Amgen Inc. filed a lawsuit against the U.S. Food and Drug Administration alleging that the regulator unlawfully denied pediatric exclusivity to one of its treatments.
Sensipar is meant to treat secondary hyperparathyroidism, which can lead to bone fractures and deformities. The drug is already approved for adults and was prescribed off label to the pediatric population, prompting the FDA to ask the company to investigate it in that population.
The U.S. FDA is required to grant six months of additional market exclusivity and patent protection to drugs for which pediatric studies have been requested.
However, the regulator denied exclusivity after the company failed to enroll the required number of patients in the study.

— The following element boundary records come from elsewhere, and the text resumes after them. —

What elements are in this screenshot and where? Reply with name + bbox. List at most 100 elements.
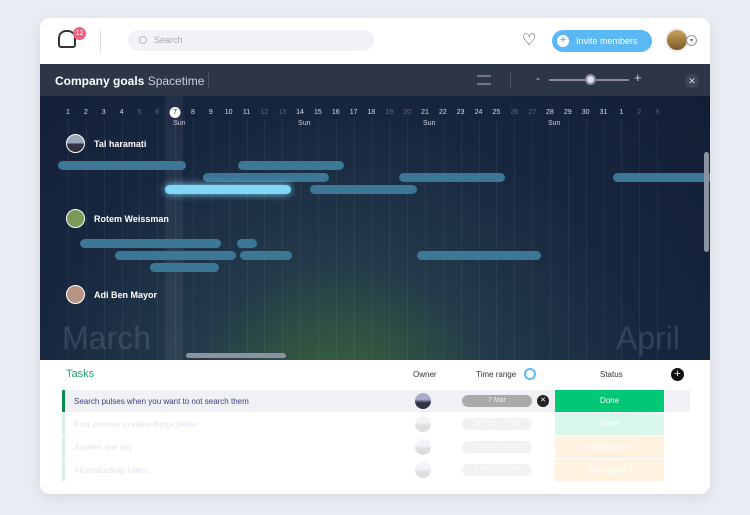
owner-avatar[interactable] bbox=[415, 462, 431, 478]
day-label: 6 bbox=[155, 109, 160, 116]
day-gridline bbox=[657, 119, 659, 359]
status-cell[interactable]: Working on it bbox=[555, 459, 664, 481]
group-color-bar bbox=[62, 390, 65, 412]
tasks-title: Tasks bbox=[66, 368, 95, 380]
weekday-label: Sun bbox=[423, 120, 436, 127]
day-label: 4 bbox=[119, 109, 124, 116]
table-header: Tasks Owner Time range Status + bbox=[40, 360, 710, 390]
day-label: 7 bbox=[169, 107, 181, 118]
person-row: Tal haramati bbox=[66, 134, 146, 153]
timeline-item[interactable] bbox=[58, 161, 186, 170]
time-range-pill[interactable]: 4 Mar - 10 Mar bbox=[462, 464, 532, 476]
task-name[interactable]: All productivity killers bbox=[74, 466, 149, 475]
status-cell[interactable]: Done bbox=[555, 413, 664, 435]
add-column-icon[interactable]: + bbox=[671, 368, 684, 381]
divider bbox=[100, 30, 101, 52]
invite-members-button[interactable]: + Invite members bbox=[552, 30, 652, 52]
clear-icon[interactable]: ✕ bbox=[537, 395, 549, 407]
day-label: 30 bbox=[581, 109, 590, 116]
timeline-item[interactable] bbox=[237, 239, 257, 248]
day-label: 3 bbox=[101, 109, 106, 116]
divider bbox=[510, 72, 511, 88]
timeline-item[interactable] bbox=[399, 173, 505, 182]
day-gridline bbox=[460, 119, 462, 359]
day-gridline bbox=[567, 119, 569, 359]
task-name[interactable]: Search pulses when you want to not searc… bbox=[74, 397, 249, 406]
table-row[interactable]: Search pulses when you want to not searc… bbox=[62, 390, 690, 412]
timeline-item[interactable] bbox=[238, 161, 344, 170]
timeline-item[interactable] bbox=[417, 251, 541, 260]
heart-icon[interactable]: ♡ bbox=[522, 32, 537, 49]
day-gridline bbox=[264, 119, 266, 359]
timeline-item[interactable] bbox=[613, 173, 710, 182]
day-gridline bbox=[335, 119, 337, 359]
avatar bbox=[66, 134, 85, 153]
status-cell[interactable]: Done bbox=[555, 390, 664, 412]
owner-avatar[interactable] bbox=[415, 416, 431, 432]
vertical-scrollbar[interactable] bbox=[704, 152, 709, 252]
avatar bbox=[66, 209, 85, 228]
horizontal-scrollbar[interactable] bbox=[186, 353, 286, 358]
table-row[interactable]: Post process to make things better 25 Fe… bbox=[62, 413, 690, 435]
day-label: 2 bbox=[83, 109, 88, 116]
day-label: 1 bbox=[66, 109, 70, 116]
day-gridline bbox=[532, 119, 534, 359]
filter-icon[interactable] bbox=[477, 75, 491, 85]
timeline-item[interactable] bbox=[240, 251, 292, 260]
weekday-label: Sun bbox=[298, 120, 311, 127]
time-range-pill[interactable]: 7 Mar bbox=[462, 395, 532, 407]
invite-label: Invite members bbox=[576, 36, 638, 46]
time-range-pill[interactable]: 2 Mar - 8 Mar bbox=[462, 441, 532, 453]
day-gridline bbox=[496, 119, 498, 359]
day-label: 27 bbox=[528, 109, 536, 116]
time-range-pill[interactable]: 25 Feb - 7 Mar bbox=[462, 418, 532, 430]
day-gridline bbox=[478, 119, 480, 359]
table-row[interactable]: All productivity killers 4 Mar - 10 Mar … bbox=[62, 459, 690, 481]
timeline-item[interactable] bbox=[203, 173, 329, 182]
day-gridline bbox=[585, 119, 587, 359]
month-label: March bbox=[62, 320, 151, 356]
group-color-bar bbox=[62, 413, 65, 435]
chevron-down-icon[interactable]: ▾ bbox=[686, 35, 697, 46]
table-row[interactable]: Another one day 2 Mar - 8 Mar Working on… bbox=[62, 436, 690, 458]
zoom-in-button[interactable]: + bbox=[634, 70, 642, 85]
day-label: 11 bbox=[242, 109, 251, 116]
task-name[interactable]: Another one day bbox=[74, 443, 133, 452]
day-label: 9 bbox=[208, 109, 213, 116]
timeline-item[interactable] bbox=[310, 185, 417, 194]
owner-avatar[interactable] bbox=[415, 393, 431, 409]
day-label: 25 bbox=[492, 109, 501, 116]
search-input[interactable]: Search bbox=[128, 30, 374, 51]
timeline-header: Company goals Spacetime - + ✕ bbox=[40, 64, 710, 96]
task-name[interactable]: Post process to make things better bbox=[74, 420, 198, 429]
zoom-slider-handle[interactable] bbox=[585, 74, 596, 85]
close-icon[interactable]: ✕ bbox=[685, 74, 699, 88]
zoom-out-button[interactable]: - bbox=[536, 71, 540, 85]
column-time-range[interactable]: Time range bbox=[476, 370, 517, 379]
column-status[interactable]: Status bbox=[600, 370, 623, 379]
weekday-label: Sun bbox=[173, 120, 186, 127]
avatar[interactable] bbox=[665, 28, 689, 52]
column-owner[interactable]: Owner bbox=[413, 370, 437, 379]
timeline-item[interactable] bbox=[150, 263, 219, 272]
timeline-item[interactable] bbox=[115, 251, 236, 260]
day-gridline bbox=[300, 119, 302, 359]
day-gridline bbox=[549, 119, 551, 359]
day-gridline bbox=[353, 119, 355, 359]
timeline-panel: Company goals Spacetime - + ✕ 1 2 3 4 5 6 7 Sun… bbox=[40, 64, 710, 360]
day-label: 12 bbox=[260, 109, 269, 116]
timeline-item[interactable] bbox=[80, 239, 221, 248]
day-label: 2 bbox=[637, 109, 642, 116]
selected-timeline-item[interactable] bbox=[165, 185, 291, 194]
day-gridline bbox=[389, 119, 391, 359]
status-cell[interactable]: Working on it bbox=[555, 436, 664, 458]
day-label: 14 bbox=[296, 109, 304, 116]
bell-icon[interactable] bbox=[58, 30, 76, 48]
day-label: 26 bbox=[510, 109, 519, 116]
day-label: 20 bbox=[403, 109, 412, 116]
eye-icon[interactable] bbox=[524, 368, 536, 380]
day-label: 31 bbox=[599, 109, 608, 116]
owner-avatar[interactable] bbox=[415, 439, 431, 455]
day-gridline bbox=[317, 119, 319, 359]
day-gridline bbox=[621, 119, 623, 359]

Amgen argued in the suit, filed with the U.S. District Court for the District of Columbia, that it was unable to find enough candidates due to lower patient population and that its study data be considered "fair" given the circumstances.
The plaintiff further said the studies are not required to demonstrate that the drugs are safe or effective in children to warrant pediatric exclusivity.

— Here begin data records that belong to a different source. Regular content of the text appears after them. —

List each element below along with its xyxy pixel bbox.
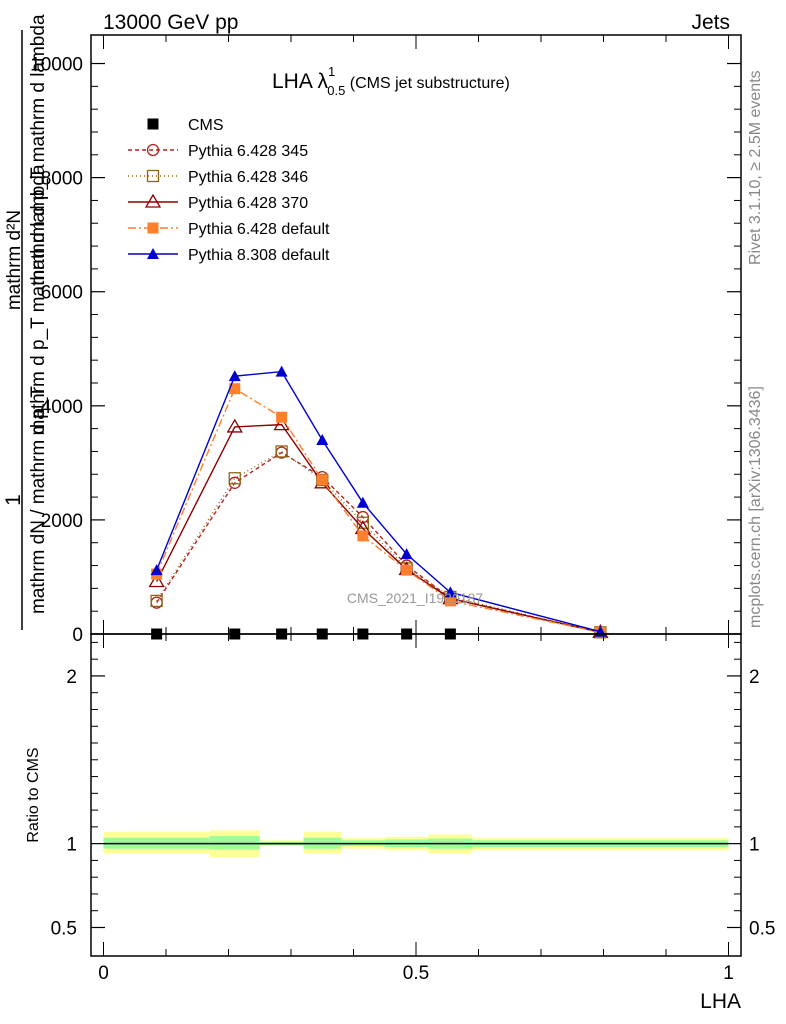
- header-right-label: Jets: [691, 11, 730, 34]
- legend-label: Pythia 6.428 346: [188, 169, 308, 186]
- ratio-bands: [103, 830, 729, 858]
- legend-entry-cms: CMS: [147, 117, 224, 134]
- legend-marker: [146, 143, 160, 157]
- legend-entry-p8: Pythia 8.308 default: [128, 247, 330, 264]
- header-left-label: 13000 GeV pp: [103, 11, 238, 34]
- ratio-ticks: 0.5 0.5 1 1 2 2 0 0.5 1: [51, 634, 775, 984]
- ylabel-numerator: mathrm d²N: [4, 210, 25, 310]
- legend-entry-p345: Pythia 6.428 345: [128, 143, 308, 160]
- ratio-ytick-label-right: 2: [749, 667, 760, 688]
- point-p370: [148, 573, 165, 588]
- ylabel-one: 1: [2, 494, 25, 506]
- main-ytick-label: 10000: [30, 55, 83, 76]
- legend-label: Pythia 8.308 default: [188, 247, 330, 264]
- legend-entry-p370: Pythia 6.428 370: [128, 193, 308, 212]
- ylabel-den-line2: mathrm d p_T mathrm d lambda: [28, 164, 49, 435]
- legend-marker: [146, 169, 160, 183]
- ylabel-den-line1: mathrm d p_T mathrm d lambda: [28, 14, 49, 285]
- ratio-ytick-label: 1: [66, 835, 77, 856]
- point-p8: [150, 564, 163, 576]
- point-pdef: [444, 595, 456, 607]
- legend-marker: [147, 222, 159, 234]
- title-sup: 1: [328, 64, 335, 79]
- x-axis-label: LHA: [700, 990, 741, 1013]
- chart-title: LHA λ1 0.5 (CMS jet substructure): [272, 64, 510, 98]
- main-ytick-label: 0: [72, 625, 83, 646]
- legend-entry-pdef: Pythia 6.428 default: [128, 221, 330, 238]
- ratio-ytick-label: 2: [66, 667, 77, 688]
- point-p8: [316, 434, 329, 446]
- legend-label: CMS: [188, 117, 224, 134]
- point-pdef: [316, 474, 328, 486]
- legend-entry-p346: Pythia 6.428 346: [128, 169, 308, 186]
- series-line-pdef: [155, 387, 601, 633]
- main-ytick-label: 4000: [41, 397, 83, 418]
- point-p8: [444, 586, 457, 598]
- point-pdef: [357, 530, 369, 542]
- legend-marker: [147, 118, 159, 130]
- point-pdef: [401, 564, 413, 576]
- point-p8: [400, 548, 413, 560]
- title-suffix: (CMS jet substructure): [345, 75, 509, 92]
- series-line-p345: [156, 451, 601, 633]
- ratio-panel: 0.5 0.5 1 1 2 2 0 0.5 1 Ratio to CMS LHA: [25, 633, 775, 1013]
- series-line-p370: [156, 423, 601, 633]
- legend: CMS Pythia 6.428 345 Pythia 6.428 346 Pythi…: [128, 117, 330, 264]
- point-p8: [228, 370, 241, 382]
- legend-label: Pythia 6.428 default: [188, 221, 330, 238]
- ratio-xtick-label: 0: [98, 963, 109, 984]
- ratio-ytick-label-right: 1: [749, 835, 760, 856]
- point-p8: [275, 365, 288, 377]
- ratio-xtick-label: 0.5: [403, 963, 429, 984]
- main-ytick-label: 2000: [41, 511, 83, 532]
- main-ytick-label: 6000: [41, 283, 83, 304]
- legend-marker: [147, 248, 159, 259]
- series-line-p8: [155, 370, 601, 633]
- point-p346: [150, 594, 163, 608]
- ylabel-dn: mathrm dN / mathrm d p_T: [28, 386, 49, 614]
- ratio-xtick-label: 1: [723, 963, 734, 984]
- main-panel: 0 2000 4000 6000 8000 10000 CMS_2021_I1920187…: [2, 14, 742, 646]
- rivet-label: Rivet 3.1.10, ≥ 2.5M events: [747, 70, 764, 265]
- ratio-ylabel: Ratio to CMS: [25, 747, 42, 842]
- point-pdef: [276, 411, 288, 423]
- main-ticks: 0 2000 4000 6000 8000 10000: [30, 35, 741, 646]
- mcplots-label: mcplots.cern.ch [arXiv:1306.3436]: [747, 386, 764, 628]
- point-pdef: [229, 383, 241, 395]
- ratio-band-inner: [209, 836, 260, 850]
- legend-marker: [144, 193, 162, 208]
- point-p346: [275, 445, 288, 458]
- point-p8: [356, 496, 369, 508]
- main-ylabel: 1 mathrm d²N mathrm d p_T mathrm d lambd…: [2, 14, 49, 630]
- legend-label: Pythia 6.428 370: [188, 195, 308, 212]
- title-sub: 0.5: [327, 83, 345, 98]
- legend-label: Pythia 6.428 345: [188, 143, 308, 160]
- title-main: LHA λ: [272, 70, 329, 93]
- point-p370: [226, 418, 243, 433]
- ratio-ytick-label: 0.5: [51, 918, 77, 939]
- ratio-frame: [90, 633, 742, 957]
- watermark-label: CMS_2021_I1920187: [347, 590, 483, 606]
- main-ytick-label: 8000: [41, 169, 83, 190]
- point-p346: [228, 472, 241, 485]
- ratio-ytick-label-right: 0.5: [749, 918, 775, 939]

The company is seeking to have the regulator's decision overturned.
Sensipar generated $1.58 billion in global sales during 2016, and a pediatric exclusivity would help Amgen fend off generic competition.
A key patent covering Sensipar is due to expire in March 2018.
Amgen won a court ruling against Teva Pharmaceutical Industries Ltd. in 2011, blocking its attempt to launch a generic version of Sensipar. The company has filed separate lawsuits against 13 companies, including Mylan NV and Aurobindo Pharma Ltd., for infringing on a Sensipar patent.